For my write-up today on Dean Kotlowski's Nixon's Civil Rights, I will use as my starting point something that Kotlowski says on page 37:
"A confluence of presidential leadership, federal persuasion, Supreme Court rulings, Justice Department lawsuits, and the threat of HEW denying holdout districts federal aid broke white southern resistance. Out of a total school population of 3 million, only 186,000 African American children attended desegregated schools in the South prior to 1969. During autumn 1969, after the Nixon administration began to desegregate schools via litigation, 600,000 southern blacks entered desegregated schools. Justice Department lawsuits compelled recalcitrant districts to implement desegregation plans that they had previously drawn up but refused to carry out. In 1970, after the Alexander decision, 2 million more African Americans were attending desegregated schools. In this sense, Nixon was the greatest school desegregator in American history."

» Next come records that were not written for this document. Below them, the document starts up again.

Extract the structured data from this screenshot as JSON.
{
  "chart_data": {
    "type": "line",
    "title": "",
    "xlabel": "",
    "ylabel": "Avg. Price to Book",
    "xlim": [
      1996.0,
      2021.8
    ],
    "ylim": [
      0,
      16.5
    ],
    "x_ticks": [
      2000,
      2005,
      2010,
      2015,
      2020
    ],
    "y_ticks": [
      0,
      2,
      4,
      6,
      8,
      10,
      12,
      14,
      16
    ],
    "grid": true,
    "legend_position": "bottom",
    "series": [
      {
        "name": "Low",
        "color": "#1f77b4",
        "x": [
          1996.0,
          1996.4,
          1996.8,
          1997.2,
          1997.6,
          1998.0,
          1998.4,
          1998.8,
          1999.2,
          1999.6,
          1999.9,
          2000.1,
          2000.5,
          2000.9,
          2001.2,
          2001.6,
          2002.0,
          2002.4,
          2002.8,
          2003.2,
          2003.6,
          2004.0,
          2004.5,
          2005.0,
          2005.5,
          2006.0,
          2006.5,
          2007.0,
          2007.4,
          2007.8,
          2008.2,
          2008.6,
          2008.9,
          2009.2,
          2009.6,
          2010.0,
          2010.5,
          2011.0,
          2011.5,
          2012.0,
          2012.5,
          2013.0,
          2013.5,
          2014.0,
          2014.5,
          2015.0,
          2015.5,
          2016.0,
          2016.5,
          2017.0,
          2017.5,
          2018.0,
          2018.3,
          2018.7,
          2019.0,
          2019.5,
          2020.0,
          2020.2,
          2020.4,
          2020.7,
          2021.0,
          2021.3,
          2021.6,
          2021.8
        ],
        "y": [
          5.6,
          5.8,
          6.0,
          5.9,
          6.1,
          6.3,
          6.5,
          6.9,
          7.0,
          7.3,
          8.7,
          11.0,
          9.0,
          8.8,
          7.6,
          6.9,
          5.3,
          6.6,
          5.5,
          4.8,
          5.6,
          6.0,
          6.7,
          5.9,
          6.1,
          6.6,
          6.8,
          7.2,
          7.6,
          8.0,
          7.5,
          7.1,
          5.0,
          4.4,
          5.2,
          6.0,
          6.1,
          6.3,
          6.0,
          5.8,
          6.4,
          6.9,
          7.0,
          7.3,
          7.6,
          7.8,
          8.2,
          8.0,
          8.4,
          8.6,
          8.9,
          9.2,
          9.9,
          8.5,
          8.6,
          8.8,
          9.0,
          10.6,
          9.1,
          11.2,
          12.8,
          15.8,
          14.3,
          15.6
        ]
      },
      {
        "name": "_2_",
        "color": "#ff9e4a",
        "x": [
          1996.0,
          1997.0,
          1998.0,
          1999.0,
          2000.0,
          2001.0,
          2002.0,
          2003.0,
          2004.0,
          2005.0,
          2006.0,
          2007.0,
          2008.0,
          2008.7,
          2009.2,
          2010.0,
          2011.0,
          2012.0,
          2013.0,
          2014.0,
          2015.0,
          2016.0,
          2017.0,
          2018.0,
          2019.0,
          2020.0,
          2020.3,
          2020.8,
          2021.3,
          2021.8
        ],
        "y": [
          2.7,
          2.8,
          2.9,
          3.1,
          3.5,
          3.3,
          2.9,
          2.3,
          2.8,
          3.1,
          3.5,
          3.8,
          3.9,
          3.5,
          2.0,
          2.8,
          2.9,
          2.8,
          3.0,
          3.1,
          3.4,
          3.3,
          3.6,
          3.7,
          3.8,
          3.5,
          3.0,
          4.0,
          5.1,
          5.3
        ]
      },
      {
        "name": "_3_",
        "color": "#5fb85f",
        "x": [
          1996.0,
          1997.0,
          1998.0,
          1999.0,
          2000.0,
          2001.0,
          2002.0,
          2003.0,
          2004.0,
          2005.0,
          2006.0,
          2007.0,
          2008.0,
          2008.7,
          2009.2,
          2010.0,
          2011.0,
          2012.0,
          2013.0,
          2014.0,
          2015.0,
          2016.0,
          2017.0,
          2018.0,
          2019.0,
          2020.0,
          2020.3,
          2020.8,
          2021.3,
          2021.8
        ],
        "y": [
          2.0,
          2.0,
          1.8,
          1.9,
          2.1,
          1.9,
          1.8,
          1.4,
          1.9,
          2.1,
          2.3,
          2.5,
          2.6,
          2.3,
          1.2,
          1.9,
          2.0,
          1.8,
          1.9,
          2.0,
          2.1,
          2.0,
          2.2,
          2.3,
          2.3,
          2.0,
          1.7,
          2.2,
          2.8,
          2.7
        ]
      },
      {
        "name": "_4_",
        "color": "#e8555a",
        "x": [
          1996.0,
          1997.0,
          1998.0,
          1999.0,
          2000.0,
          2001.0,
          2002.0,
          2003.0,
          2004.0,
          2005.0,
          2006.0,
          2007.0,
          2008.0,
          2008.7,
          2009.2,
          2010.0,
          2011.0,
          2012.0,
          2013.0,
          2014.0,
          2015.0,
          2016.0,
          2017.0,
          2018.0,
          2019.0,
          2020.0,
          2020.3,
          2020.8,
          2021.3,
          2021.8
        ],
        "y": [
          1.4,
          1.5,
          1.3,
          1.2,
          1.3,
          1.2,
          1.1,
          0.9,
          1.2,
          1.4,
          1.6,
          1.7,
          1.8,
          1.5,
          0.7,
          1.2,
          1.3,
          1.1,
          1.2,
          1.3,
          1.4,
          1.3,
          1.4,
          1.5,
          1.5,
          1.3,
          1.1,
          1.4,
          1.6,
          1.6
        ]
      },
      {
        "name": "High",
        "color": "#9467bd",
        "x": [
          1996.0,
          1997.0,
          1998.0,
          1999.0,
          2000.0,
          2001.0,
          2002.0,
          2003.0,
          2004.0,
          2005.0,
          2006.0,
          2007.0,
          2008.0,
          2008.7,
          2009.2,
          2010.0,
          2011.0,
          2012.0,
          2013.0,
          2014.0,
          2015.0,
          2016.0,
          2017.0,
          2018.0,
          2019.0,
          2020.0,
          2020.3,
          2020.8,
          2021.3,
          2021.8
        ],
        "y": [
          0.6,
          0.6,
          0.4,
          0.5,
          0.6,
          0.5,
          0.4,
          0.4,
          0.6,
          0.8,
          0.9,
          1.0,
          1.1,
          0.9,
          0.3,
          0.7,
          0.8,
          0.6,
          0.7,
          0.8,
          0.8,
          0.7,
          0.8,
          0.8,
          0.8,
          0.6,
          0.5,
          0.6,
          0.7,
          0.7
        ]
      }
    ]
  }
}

The Nixon administration took people to court to enforce desegregation, and that surprised and angered some Southern whites. But Nixon also reached out to Southern whites and involved them in the process, as well as courted Southern white conservatives in the Congress. Nixon was serious about school desegregation, both before and after the Supreme Court's October 29, 1969 decision of Alexander v. Holmes County, but he tried to accomplish it through persuasion, not just coercion. Moreover, according to Kotlowski, Nixon had a policy of taking on de jure segregation, the legally-mandated kind that existed in the South, while he chose to ignore de facto segregation and opposed mixed busing to achieve integration.
What interested me was the role of Pat Buchanan in the Nixon White House at this time. The way that Kotlowski presents it on pages 31-32, Pat Buchanan was not exactly a voice for desegregation in the Nixon White House. After the Alexander decision required southern schools to "terminate dual school systems at once and to operate now and hereafter only unitary schools", Buchanan told Nixon: "The era of Re-Construction is over; the ship of Integration is going down; it is not our ship...we ought not to be aboard." Nixon told John Ehrlichman that there was "no good pol[itics] in P[at] B[uchanan]'s extreme view: seg[regation] forever" because it was "bad law". I find it ironic, therefore, that Pat Buchanan appeals to Nixon's positive Civil Rights record on MSNBC and in print (see here), for, at least on the issue of school desegregation in the South, he was encouraging Nixon to go the opposite direction! In addition, according to Kotlowski, George Bush, Sr. also had issues with Nixon's desegregation policies, for they were making Bush's Senate campaign against Lloyd Bentsen much more difficult.